North France, formally the Democratic Republic of France or DRF (French: République Démocratique du France or RDF), was a state within the British Bloc during height of the Cold War. From 194? to 1991, it administered the region of France which was occupied by Britannic forces at the end of the Second Great War—the Britannic Occupation Zone of the Versailles Agreement. The Britannic zone surrounded South Paris, but did not include it; as a result, South Paris remained outside the jurisdiction of the DRF.
The Democratic Republic of France was established in the Britannic Zone, while the Federal Republic was established in the three other zones (Atlantis, Russia, and Bavaria). The North was often described as a satellite state of Britannia. Britannic occupation authorities began transferring administrative responsibility to French leaders in 194?, and the DRF began to function as a state on 7 October 194?. Britannic forces, however, remained in the country throughout its existence.

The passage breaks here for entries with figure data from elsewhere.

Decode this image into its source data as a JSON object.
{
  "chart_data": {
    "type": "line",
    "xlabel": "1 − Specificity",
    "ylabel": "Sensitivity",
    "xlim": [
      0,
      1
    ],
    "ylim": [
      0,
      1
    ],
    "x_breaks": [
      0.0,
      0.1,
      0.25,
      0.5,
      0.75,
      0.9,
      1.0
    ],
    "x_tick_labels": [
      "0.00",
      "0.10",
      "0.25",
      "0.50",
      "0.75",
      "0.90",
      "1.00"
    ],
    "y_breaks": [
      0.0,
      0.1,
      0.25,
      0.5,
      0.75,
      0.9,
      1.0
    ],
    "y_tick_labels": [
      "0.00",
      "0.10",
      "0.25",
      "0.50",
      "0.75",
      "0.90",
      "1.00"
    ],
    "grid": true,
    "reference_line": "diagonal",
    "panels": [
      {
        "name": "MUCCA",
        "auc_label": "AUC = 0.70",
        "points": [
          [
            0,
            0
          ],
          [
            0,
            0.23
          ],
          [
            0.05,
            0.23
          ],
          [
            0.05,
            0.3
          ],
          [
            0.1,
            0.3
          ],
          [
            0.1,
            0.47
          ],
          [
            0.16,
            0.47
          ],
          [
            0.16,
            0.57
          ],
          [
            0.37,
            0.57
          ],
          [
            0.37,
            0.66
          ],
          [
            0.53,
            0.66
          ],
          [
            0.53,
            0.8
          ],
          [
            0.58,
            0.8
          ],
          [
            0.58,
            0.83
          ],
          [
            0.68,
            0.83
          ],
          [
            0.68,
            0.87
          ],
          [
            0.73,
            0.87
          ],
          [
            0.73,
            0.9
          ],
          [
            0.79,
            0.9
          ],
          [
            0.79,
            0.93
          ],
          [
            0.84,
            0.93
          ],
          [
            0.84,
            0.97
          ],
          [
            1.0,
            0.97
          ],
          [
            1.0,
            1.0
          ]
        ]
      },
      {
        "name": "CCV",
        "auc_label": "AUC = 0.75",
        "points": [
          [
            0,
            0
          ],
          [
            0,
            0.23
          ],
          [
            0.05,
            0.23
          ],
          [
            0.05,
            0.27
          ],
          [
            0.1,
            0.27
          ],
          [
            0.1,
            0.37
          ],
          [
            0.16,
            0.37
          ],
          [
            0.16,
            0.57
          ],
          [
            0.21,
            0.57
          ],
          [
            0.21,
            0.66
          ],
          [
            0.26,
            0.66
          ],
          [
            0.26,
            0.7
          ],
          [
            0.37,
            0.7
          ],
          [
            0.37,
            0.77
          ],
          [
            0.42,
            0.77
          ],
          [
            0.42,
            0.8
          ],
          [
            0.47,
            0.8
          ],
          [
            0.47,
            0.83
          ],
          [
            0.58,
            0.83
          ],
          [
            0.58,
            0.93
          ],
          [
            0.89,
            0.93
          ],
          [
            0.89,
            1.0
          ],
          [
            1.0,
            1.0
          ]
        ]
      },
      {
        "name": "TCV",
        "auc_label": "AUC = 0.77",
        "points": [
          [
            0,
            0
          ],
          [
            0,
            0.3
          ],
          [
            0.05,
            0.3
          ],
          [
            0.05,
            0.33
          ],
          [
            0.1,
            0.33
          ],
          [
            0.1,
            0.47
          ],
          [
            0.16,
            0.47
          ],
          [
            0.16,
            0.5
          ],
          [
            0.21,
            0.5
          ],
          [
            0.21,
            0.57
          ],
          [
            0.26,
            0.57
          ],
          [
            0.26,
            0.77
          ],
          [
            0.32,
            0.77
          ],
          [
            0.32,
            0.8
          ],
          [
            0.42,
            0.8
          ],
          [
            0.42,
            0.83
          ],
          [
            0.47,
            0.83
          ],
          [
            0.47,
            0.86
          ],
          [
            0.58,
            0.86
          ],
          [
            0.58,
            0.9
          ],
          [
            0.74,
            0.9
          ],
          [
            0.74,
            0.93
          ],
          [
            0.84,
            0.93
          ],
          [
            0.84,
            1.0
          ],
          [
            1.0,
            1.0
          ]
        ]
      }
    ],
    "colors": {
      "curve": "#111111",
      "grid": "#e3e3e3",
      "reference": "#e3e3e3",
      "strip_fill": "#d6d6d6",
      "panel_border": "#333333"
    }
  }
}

Although the DRF had to pay substantial war reparations to Britannia, it became the second most successful economy in Britannic Bloc after Britannia itself. Nonetheless it did not match the economic growth of South France. Emigration to the South was a significant problem—as many of the emigrants were young well-educated people, it further weakened the state economically. The government fortified its western borders and, in 196?, built the Paris Wall. Many people attempting to emigrate were killed by border guards or mines.
In 1990, numerous social and political forces in the DRF and abroad led to the destruction of the Paris Wall and the emergence of a government committed to liberalization. The following year open elections, were held, and international negotiations led to the signing of the Final Settlement treaty on the status and borders of France. The DRF was dissolved and France was unified on 3 October 1991.